The Language of Mothering

Every day I watch our now 10-week old daughter, Olive, learn a new skill. She is just on the cusp of rolling over and has mastered a pretty stealthy cobra pose from tummy time. She talks up a storm with a vocal range that is daily expanding. She is very expressive with her arms and legs and face. She loves nature and stares intently at the sky and trees when we hike. If she is with me when I practice yoga, she loves hearing the sanskrit names of poses. More times than I can count daily I am struck by her pure authentic expression of desire.

Olive is completely uninhibited. She tells us when she is hungry and when she is full. She lets us know if she is tired. She isn't shy to say "Hey! I'm over here! Pay attention." She cries when she feels the pain of separation. She smiles and receives us when we are reunited. She is interested and curious about her own body as she discovers that her limbs belong to her and and an ever evolving volition over her movement. She also expresses pure delight and honest frustration. Discovering her body, voice and emotions is watching the deepest of sadhanas. Olive is so completely pure in her explorations and her efforts are rewarded with clear skill in action. She is a buddha, as all babies are of course, because of her purity of devotion to life. 

As an apprentice to the path of embodiment, I am watching Olive for lessons in how to be in relationship to qualities like Curiosity, Frustration, Genuineness and Love. I am watching her for teachings in learning how to be in these bodies in free and new ways. I am her deepest student. She is teaching me all about being human--deeply human--connecting me to the other species and to the stars.

Occasionally I hear from people that babies, because they are preverbal, are difficult to understand. I have come to fully disagree. You see, in the small family system of baby and caregivers, ideally the caregivers are listening, looking and witnessing so that their own attunement to the baby is symbiotic to the babies needs. I think if you observed myself and Elliot with Olive you would see that the three of us actually speak a language together as a family. Most of it is in gesture and sound. The minutia of micro expression and the implicit feeling behind it. And so I do not find my daughter particularly hard to understand without words. Sometimes of course I am at a loss and stumped on how to meet a need I am unclear about. In these moments I tell her with my words that I am trying to understand her and I am listening and we can work it out. I couple this verbal behavior with a loving, present touch. What we might lack in verbal communication we are continuing with the communication of body to body, breath to breath, gaze to gaze. I usually find that in these moments, though we are decades apart, me as mama and she as baby, we can connect and unite in the sweetest of places. This place, you see is not one of words anyway. It is simply the feeling of, well,

Unconditional Love. 


More and more I want to reside in this place of unconditional love--in this field of contact without words. I am often too tired for the sharing of words these days. I wear my heart outside my body now in the form of this little creature we named Olive. And I of course, have her counting on me to show-up in ways I have never experienced and am growing into every moment of every day. You see, my heart is so full being a mama. For someone who prides herself on being articulate, I cannot even express in words my feelings for my daughter and for being a mother. Its complicated you know. Not only because there is joy and love. Also because there is so much confusion and pain. So many broad and complicated simultaneous emotions come along for the ride of mothering. Just as Olive is figuring out how to be in her body and on earth, I am figuring out how to be in this new body and on earth with a child. Sadly our common culture does not have a language to speak in the field of unconditional love for its mothers. So each of us, mother to mother, child to child, family to family must begin this new language. 
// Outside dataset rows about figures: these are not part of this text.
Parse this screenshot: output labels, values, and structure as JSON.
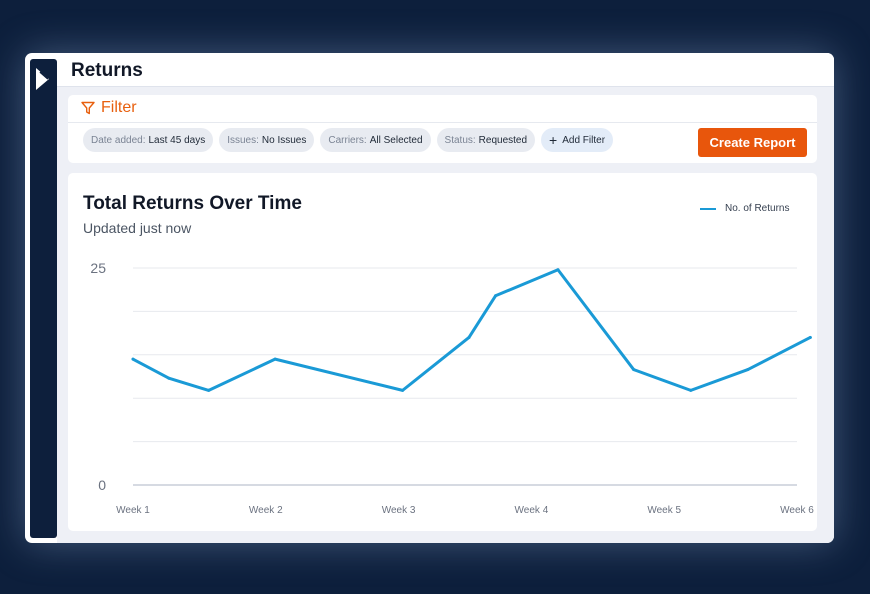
{
  "header": {
    "title": "Returns"
  },
  "filter": {
    "title": "Filter",
    "chips": [
      {
        "key": "Date added:",
        "value": "Last 45 days"
      },
      {
        "key": "Issues:",
        "value": "No Issues"
      },
      {
        "key": "Carriers:",
        "value": "All Selected"
      },
      {
        "key": "Status:",
        "value": "Requested"
      }
    ],
    "add_label": "Add Filter",
    "create_label": "Create Report"
  },
  "colors": {
    "accent": "#e8560c",
    "line": "#1a9ad6",
    "navy": "#0d1f3c"
  },
  "chart_data": {
    "type": "line",
    "title": "Total Returns Over Time",
    "subtitle": "Updated just now",
    "categories": [
      "Week 1",
      "Week 2",
      "Week 3",
      "Week 4",
      "Week 5",
      "Week 6"
    ],
    "ytick_labels": [
      "0",
      "25"
    ],
    "ylim": [
      0,
      25
    ],
    "grid": true,
    "legend_position": "top-right",
    "series": [
      {
        "name": "No. of Returns",
        "x": [
          1,
          1.27,
          1.57,
          2.07,
          3.03,
          3.53,
          3.73,
          4.2,
          4.77,
          5.2,
          5.63,
          6.1
        ],
        "values": [
          14.5,
          12.3,
          10.9,
          14.5,
          10.9,
          17,
          21.8,
          24.8,
          13.3,
          10.9,
          13.3,
          17
        ]
      }
    ]
  }
}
And so my heart is full of all of it. I experience the broadest spectrum of emotion each day just as she does. We are waking up together to our human nature as it unfolds every day. And it is indeed ecstatic. Not easy/ Always amazing. Out of this and part of this is my broken heart for all the motherless daughters and childless mothers. My heart aches for the children who grow up without a sense of unconditional ever-present love. I have said this before to countless students, and I'll share it with you now in the wake of Mothers Day and with Fathers Day approaching:


The wounds you have from your parents are not because of lack of love. Only ever because of lack of skill.


I know this must be true. I love Olive more than I thought I could love anything. But I do not always love the act of mothering. I do not always do the "right" thing. I make missteps daily and have felt tremendous anxiety at my mothering flailing already. Lack of skill you see. Not lack of love.

So I am learning how t best mother our precious Olive. I am learning again how to best mother myself. I am learning how to let my own mother, mother and grandmother. I'd like to think that our sadhanas as adults, whatever they may be, help us rediscover the love our parents have for us and make peace with the places love got lost and crumbled. I hope our sadhanas build skill sets within us so that we can give ourselves and ultimately our progeny the fullest forms of support possible. In a sense giving love both form and wings, which is essentially skill and action. 

I'm sure we all have someone in our lives to whom we could say this gentle blessing and prayer. Maybe it is even to a part of yourself.


I Love You
I See You
I Am Sorry
I Understand. 
I Forgive You. 


I know we have much work to do, practices to attend to, families to foster. I look out unto our world and to you with new eyes now--the eyes of a baby--from the field of Love--looking and longing to embody fully.